The best example of the deeper, truer vulnerability in Control System doesn’t have a video yet, but it should. “Double Standards” features Anna Wise, who’s having a great run of guest vocals on excellent rap records. (She sang on multiple good kid, m.A.A.d city cuts last year, and on two tracks from Oneirology by Cunninlynguists, one of the best records of 2011:)
“Double Standards” is a lot like Kendrick’s “The Art Of Peer Pressure” in its reflective take on group dynamics and individual behavior.
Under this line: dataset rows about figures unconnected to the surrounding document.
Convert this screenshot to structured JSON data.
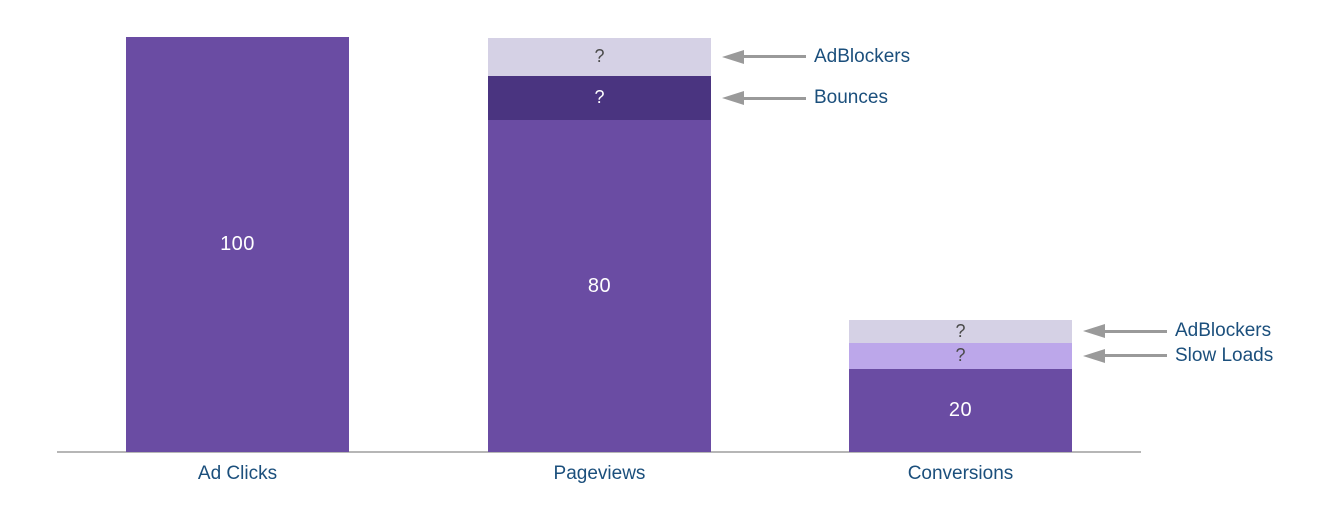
{
  "chart_data": {
    "type": "bar",
    "subtype": "stacked_funnel",
    "title": "",
    "xlabel": "",
    "ylabel": "",
    "ylim": [
      0,
      100
    ],
    "grid": false,
    "legend": "none",
    "value_labels_shown": true,
    "categories": [
      "Ad Clicks",
      "Pageviews",
      "Conversions"
    ],
    "bars": [
      {
        "category": "Ad Clicks",
        "total_shown": 100,
        "segments": [
          {
            "id": "main",
            "label": "100",
            "value": 100,
            "color_key": "primary",
            "label_color_key": "value_text",
            "label_kind": "value"
          }
        ]
      },
      {
        "category": "Pageviews",
        "total_shown": 100,
        "segments": [
          {
            "id": "main",
            "label": "80",
            "value": 80,
            "color_key": "primary",
            "label_color_key": "value_text",
            "label_kind": "value"
          },
          {
            "id": "bounces",
            "label": "?",
            "value": 10.6,
            "color_key": "dark_purple",
            "label_color_key": "value_text",
            "label_kind": "question"
          },
          {
            "id": "adblockers",
            "label": "?",
            "value": 9.2,
            "color_key": "lavender",
            "label_color_key": "question_text",
            "label_kind": "question"
          }
        ]
      },
      {
        "category": "Conversions",
        "total_shown": 31.8,
        "segments": [
          {
            "id": "main",
            "label": "20",
            "value": 20,
            "color_key": "primary",
            "label_color_key": "value_text",
            "label_kind": "value"
          },
          {
            "id": "slow-loads",
            "label": "?",
            "value": 6.3,
            "color_key": "light_purple",
            "label_color_key": "question_text",
            "label_kind": "question"
          },
          {
            "id": "adblockers",
            "label": "?",
            "value": 5.5,
            "color_key": "lavender",
            "label_color_key": "question_text",
            "label_kind": "question"
          }
        ]
      }
    ],
    "annotations": [
      {
        "text": "AdBlockers",
        "bar_index": 1,
        "segment_id": "adblockers"
      },
      {
        "text": "Bounces",
        "bar_index": 1,
        "segment_id": "bounces"
      },
      {
        "text": "AdBlockers",
        "bar_index": 2,
        "segment_id": "adblockers"
      },
      {
        "text": "Slow Loads",
        "bar_index": 2,
        "segment_id": "slow-loads"
      }
    ],
    "colors": {
      "primary": "#6a4ca3",
      "dark_purple": "#4a3480",
      "lavender": "#d5d1e5",
      "light_purple": "#bca7ea",
      "arrow": "#9a9a9a",
      "axis_line": "#b6b6b6",
      "category_text": "#1b4f7c",
      "callout_text": "#1b4f7c",
      "value_text": "#ffffff",
      "question_text": "#4a4a4a"
    }
  }
}
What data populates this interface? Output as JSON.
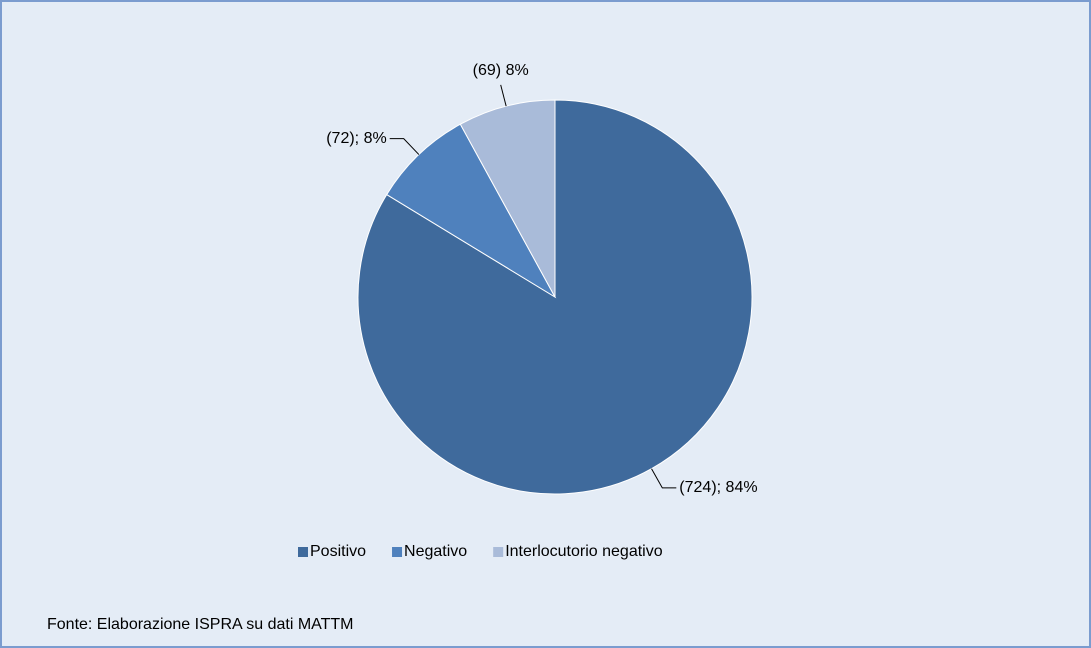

The simplicity of the hook strays close to the preachiness that makes that Macklemore “Same Love” joint almost unlistenable for me, even as I appreciate its value. But Soul saves it in the verses, with economical depictions of the wildly different norms about promiscuity and fidelity that prevail for men and women. Those norms are present in some of the best examples of the flawed or performative version of hiphop vulnerability Coates sees Kendrick breaking away from on good kid. Jay-Z’s “Song Cry,” Ghostface’s “Back Like That,” and MF DOOM//Madlib’s “Fancy Clown” all traffic in the crippled, one-sided understanding of fidelity that Ab-Soul rips apart on “Double Standards.”
In the final verse, he points out that we inherit these attitudes, that they are trained into us at a developing age. This isn’t the first-person storytelling of good kid, but it’s predicated on the same genuine openness and reflectiveness on experiences that are common, daily, and unheroic. It’s a different formula of the same drug, and hopefully everyone who appreciates Kendrick’s output will make time to explore Ab-Soul’s.